Three ALP reports in 2005 accused Mr Seitz of running a branch stacking factory from his office,
using forms signed with dozens of false signatures and false minutes of meetings that never took
place.

Two years ago, branches under Seitz's control in Maribyrnong were crucial to the preselection hopes
of then up and comer Bill Shorten who belongs to Seitz's right faction.

As ALP state president Bill Shorten was on the committee which allowed George Seitz to remain in
Parliament past the retirement age of 65. Yesterday in Parliament, a dirt sheet on Natalie Suleyman
was anonymously inserted into copies of Hansard printed for MPs and staff.

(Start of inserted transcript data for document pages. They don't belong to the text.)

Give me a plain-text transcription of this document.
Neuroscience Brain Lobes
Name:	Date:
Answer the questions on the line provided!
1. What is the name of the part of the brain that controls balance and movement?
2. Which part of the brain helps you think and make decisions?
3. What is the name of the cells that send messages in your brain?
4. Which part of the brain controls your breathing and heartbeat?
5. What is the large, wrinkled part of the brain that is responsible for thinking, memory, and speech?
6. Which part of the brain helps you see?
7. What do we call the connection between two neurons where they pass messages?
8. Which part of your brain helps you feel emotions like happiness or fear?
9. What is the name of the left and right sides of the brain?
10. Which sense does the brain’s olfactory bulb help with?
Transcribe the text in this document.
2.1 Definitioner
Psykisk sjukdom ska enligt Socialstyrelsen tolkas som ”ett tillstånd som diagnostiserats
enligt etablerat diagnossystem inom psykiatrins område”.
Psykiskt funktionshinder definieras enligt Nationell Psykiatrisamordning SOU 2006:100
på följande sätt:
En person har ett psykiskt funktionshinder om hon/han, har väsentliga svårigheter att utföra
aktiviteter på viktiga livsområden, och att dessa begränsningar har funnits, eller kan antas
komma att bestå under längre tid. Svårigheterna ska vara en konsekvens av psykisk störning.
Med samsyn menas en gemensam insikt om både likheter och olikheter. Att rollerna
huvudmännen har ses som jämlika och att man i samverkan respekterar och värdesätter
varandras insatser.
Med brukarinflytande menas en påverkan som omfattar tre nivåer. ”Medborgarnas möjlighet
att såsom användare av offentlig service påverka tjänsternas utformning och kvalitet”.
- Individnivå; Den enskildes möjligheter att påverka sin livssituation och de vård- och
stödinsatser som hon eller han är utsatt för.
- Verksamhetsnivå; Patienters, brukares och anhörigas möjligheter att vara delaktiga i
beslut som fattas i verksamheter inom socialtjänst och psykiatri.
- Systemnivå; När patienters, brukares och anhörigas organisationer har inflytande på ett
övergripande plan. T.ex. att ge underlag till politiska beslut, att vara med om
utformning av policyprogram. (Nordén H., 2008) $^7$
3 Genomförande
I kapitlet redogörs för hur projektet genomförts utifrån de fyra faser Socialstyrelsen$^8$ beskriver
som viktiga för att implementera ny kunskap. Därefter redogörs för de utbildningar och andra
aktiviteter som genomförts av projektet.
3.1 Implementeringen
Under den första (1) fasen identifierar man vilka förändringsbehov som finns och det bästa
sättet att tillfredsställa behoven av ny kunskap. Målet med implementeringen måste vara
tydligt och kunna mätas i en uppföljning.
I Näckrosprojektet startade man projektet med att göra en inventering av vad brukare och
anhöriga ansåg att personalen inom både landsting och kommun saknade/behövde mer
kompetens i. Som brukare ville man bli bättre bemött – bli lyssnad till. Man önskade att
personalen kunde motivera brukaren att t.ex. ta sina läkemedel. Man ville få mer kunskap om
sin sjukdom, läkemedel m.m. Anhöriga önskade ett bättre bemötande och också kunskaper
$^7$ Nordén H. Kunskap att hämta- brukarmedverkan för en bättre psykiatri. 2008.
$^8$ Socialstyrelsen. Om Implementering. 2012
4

The three pages also included insulting references to George Seitz, dubbed 'King George', and his
26 years distinguished service to the Australian Labor Party.

Here an actor reads an excerpt from the dirt sheet.

(Extract from dirt sheet)

ACTOR: Not only has she never worked for real boss in a real job in private enterprise, except I
understand for a brief sojourn as cleaner in the Crown Casino after she left school, we can not
afford to entertain her vain ambitions for a moment longer.

(End of extract)

ALISON CALDWELL: Natalie Suleyman didn't return The World Today's calls and neither did George
Seitz.

Opposition leader Ted Baillieu says the claims and counterclaims involving MPs and local councils
underline the need for a broad based anti-corruption commission in Victoria.

TED BAILLIEU: What action has the Premier taken to establish a full independent inquiry into these
extraordinary and unprecedented allegations.

ELEANOR HALL: Victorian Opposition leader Ted Baillieu ending Alison Caldwell's report.